Click here to monitor SSC
  • Av rating:
  • Total votes: 163
  • Total comments: 10
Robert Sheldon

The EXCEPT and INTERSECT Operators in SQL Server

28 February 2011

The UNION,  EXCEPT and INTERSECT operators of SQL enable you to combine more than one SELECT statement  to form a single result set. The UNION operator returns all rows. The INTERSECT operator returns all rows that are in both result sets. The EXCEPT operator returns the rows that are only in the first result set but not in the second. Simple? Rob Sheldon explains all, with plenty of examples.

Quite often, you’re faced with the task of comparing two or more tables, or query results, to determine which information is the same and which isn't. One of the most common approaches to doing such a comparison is to use the UNION or UNION ALL operator to combine the relevant columns of the results that you want to compare. As long as you adhere to the restrictions placed on either of those operators, you can combine data sets whether they come from different databases or even different servers. With the UNION operator, you end up with a result containing every distinct row from the two results combined. However, it becomes more difficult to use UNION to return only the common data that is held in both results, or the different data that exists in one table but not the other(s). To get the results you need, you must use UNION ALL with a GROUP BY clause, though the logic isn’t always obvious on how to do this. And it isn’t any easier to use a JOIN operator to get the result you want. .

Enter the INTERSECT and EXCEPT operators. Beginning with SQL Server 2005, you can use these operators to combine queries and get the results you need. For instance, you can use the INTERSECT operator to return only values that match within both data sets, as shown in the following illustration .

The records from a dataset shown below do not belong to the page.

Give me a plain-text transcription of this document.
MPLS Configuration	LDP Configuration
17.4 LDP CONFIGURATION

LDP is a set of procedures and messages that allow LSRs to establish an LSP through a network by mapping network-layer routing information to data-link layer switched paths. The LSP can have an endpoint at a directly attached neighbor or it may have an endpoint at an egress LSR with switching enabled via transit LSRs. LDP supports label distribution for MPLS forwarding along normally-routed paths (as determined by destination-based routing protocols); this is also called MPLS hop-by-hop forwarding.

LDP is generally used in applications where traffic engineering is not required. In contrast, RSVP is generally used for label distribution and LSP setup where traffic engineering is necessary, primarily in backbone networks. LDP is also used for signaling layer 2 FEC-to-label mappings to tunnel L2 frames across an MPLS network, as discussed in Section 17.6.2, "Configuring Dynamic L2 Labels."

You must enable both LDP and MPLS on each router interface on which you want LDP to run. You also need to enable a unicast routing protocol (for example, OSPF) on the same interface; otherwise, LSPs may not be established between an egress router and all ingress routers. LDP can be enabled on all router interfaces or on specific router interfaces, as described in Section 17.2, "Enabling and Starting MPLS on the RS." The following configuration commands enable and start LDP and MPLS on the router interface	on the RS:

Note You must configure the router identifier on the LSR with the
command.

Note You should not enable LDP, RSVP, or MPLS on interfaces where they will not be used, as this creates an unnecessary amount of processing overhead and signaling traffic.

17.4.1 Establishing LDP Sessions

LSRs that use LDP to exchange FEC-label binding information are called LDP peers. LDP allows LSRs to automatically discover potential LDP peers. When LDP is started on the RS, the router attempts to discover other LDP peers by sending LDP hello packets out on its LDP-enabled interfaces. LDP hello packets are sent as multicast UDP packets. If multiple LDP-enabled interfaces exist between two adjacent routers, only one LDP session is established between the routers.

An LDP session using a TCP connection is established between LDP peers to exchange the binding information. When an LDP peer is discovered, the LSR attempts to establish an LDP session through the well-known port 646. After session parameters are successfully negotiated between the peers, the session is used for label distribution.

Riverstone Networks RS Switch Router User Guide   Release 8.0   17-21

The illustration shows how the INTERSECT operator returns data that is common to both results set; the common data is represented by the area where the two circles intersect. The illustration also shows how the EXCEPT operator works; only data that exists in one of the data sets outside the intersecting area is returned. For instance, if Set A is specified to the left of the EXCEPT operator, only values that are not in Set B are returned. In the illustration above, that would be the data in the left circle, outside the section where the two data sets intersect. The following bullets sum up which operator to use to return different combinations of data:

  • To return the data in Set A that doesn’t overlap with B, use A EXCEPT B.
  • To return only the data that overlaps in the two sets, use A INTERSECT B.
  • To return the data in Set B that doesn’t overlap with A, use B EXCEPT A.
  • To return the data in all three areas without duplicates, use A UNION B.
  • To return the data in all three areas, including duplicates, use A UNION ALL B.
  • To return the data in the non-overlapping areas of both sets, use (A UNION B) except (A INTERSECT B), or perhaps (A EXCEPT B) UNION (B EXCEPT A)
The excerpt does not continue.